スカイマークが、新型旅客機「ボーイング737-8」の運航を開始します。日本の航空会社が同型機を受領するのはこれが初めてです。それに先駆け同社は、この機体の機内を報道陣に公開しました。どのような特徴があるのでしょうか。

デザインも新たに

 スカイマークが2026年5月28日より、新型旅客機「ボーイング737-8」の運航を開始します。日本の航空会社が同型機を受領するのは初めてです。それに先立ち同社は、この機体の機内を報道陣に公開しました。どのような特徴があるのでしょうか。

 ボーイング737-8は、2016年に初飛行したロングセラー機「737」シリーズの最新派生型「737MAX」シリーズの1モデルです。現在スカイマークが主力機として使用している「737-800」と比較すると、座席あたりの燃料消費量や二酸化炭素(CO2)排出量を約15%削減できるとされています。

 外観上の大きな特徴は、エンジン後部がギザギザ形状となった「シェブロンノズル」です。これはエンジン音を低減し、騒音を抑えるための構造となっています。

 また、スカイマークでは737-8の導入に合わせ、新たな機体デザインも採用しました。従来機のデザインをベースとしつつ、ブランドカラーである「SKY BLUE」を垂直尾翼から機体下部へ流れるように拡張。最新機種らしい躍動感と、新たなフェーズへ進む姿勢を表現したといいます。さらに、ウィングレット(翼端部分)には赤いハートを2つ描いた「ダブルハート」のデザインが施されています。

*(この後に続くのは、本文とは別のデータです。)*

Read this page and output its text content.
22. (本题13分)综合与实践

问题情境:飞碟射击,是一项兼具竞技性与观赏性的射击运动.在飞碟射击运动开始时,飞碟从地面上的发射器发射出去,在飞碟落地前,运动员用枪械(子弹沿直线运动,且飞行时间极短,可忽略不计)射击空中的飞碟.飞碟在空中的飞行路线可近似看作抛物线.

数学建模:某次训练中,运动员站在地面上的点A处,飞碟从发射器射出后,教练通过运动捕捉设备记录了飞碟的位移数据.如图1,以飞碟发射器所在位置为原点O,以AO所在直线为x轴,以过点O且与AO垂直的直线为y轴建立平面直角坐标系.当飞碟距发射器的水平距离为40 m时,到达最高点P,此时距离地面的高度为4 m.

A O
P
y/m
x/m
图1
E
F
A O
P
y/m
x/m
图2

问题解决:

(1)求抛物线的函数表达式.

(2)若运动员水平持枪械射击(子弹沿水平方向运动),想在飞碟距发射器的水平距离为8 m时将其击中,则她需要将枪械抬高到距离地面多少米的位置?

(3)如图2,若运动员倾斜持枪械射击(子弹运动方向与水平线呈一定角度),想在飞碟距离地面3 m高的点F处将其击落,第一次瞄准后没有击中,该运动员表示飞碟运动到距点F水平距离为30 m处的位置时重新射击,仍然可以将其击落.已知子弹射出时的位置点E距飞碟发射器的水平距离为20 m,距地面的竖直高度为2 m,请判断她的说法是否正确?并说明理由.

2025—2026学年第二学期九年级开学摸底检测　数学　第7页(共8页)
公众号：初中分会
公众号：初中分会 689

 同社の737-8は1クラス177席仕様で、座席配置は横3-3列です。座席数は737-800と同じですが、客室には737シリーズ向け最新内装「ボーイング・スカイインテリア」が採用されています。天井は従来より高く感じられるデザインとなっており、LED照明による明るく近未来的なライティングも印象的でした。

座席も結構違う?

 また、手荷物棚(オーバーヘッドビン)は大型化されており、機内持ち込み可能サイズのスーツケースをより多く収納できるようになっています。

 座席には電源コンセントに加え、USB Type-Cポートも装備。スマートフォンやタブレットを固定できるホルダーも新設されました。シートはドイツのレカロ製で、737-800と同様にクリーム色を基調としたデザインを採用しています。

 シートピッチ(座席の前後間隔)は737-800と同等の約79cmですが、背もたれ自体が薄型化されたことで、実際に座ると従来機より圧迫感が少ないように感じられました。

 737-8の旅客便初便は、5月28日の羽田発福岡行き「SKY003便」を予定しています。その後は当面、羽田~福岡線を中心に投入され、順次ほかの路線にも拡大していく計画です。

 なお、同社では737-8への機内Wi-Fi導入も予定していますが、現時点ではサービス開始に向け準備中としており、当面はWi-Fiサービスの提供は行われないとのことです。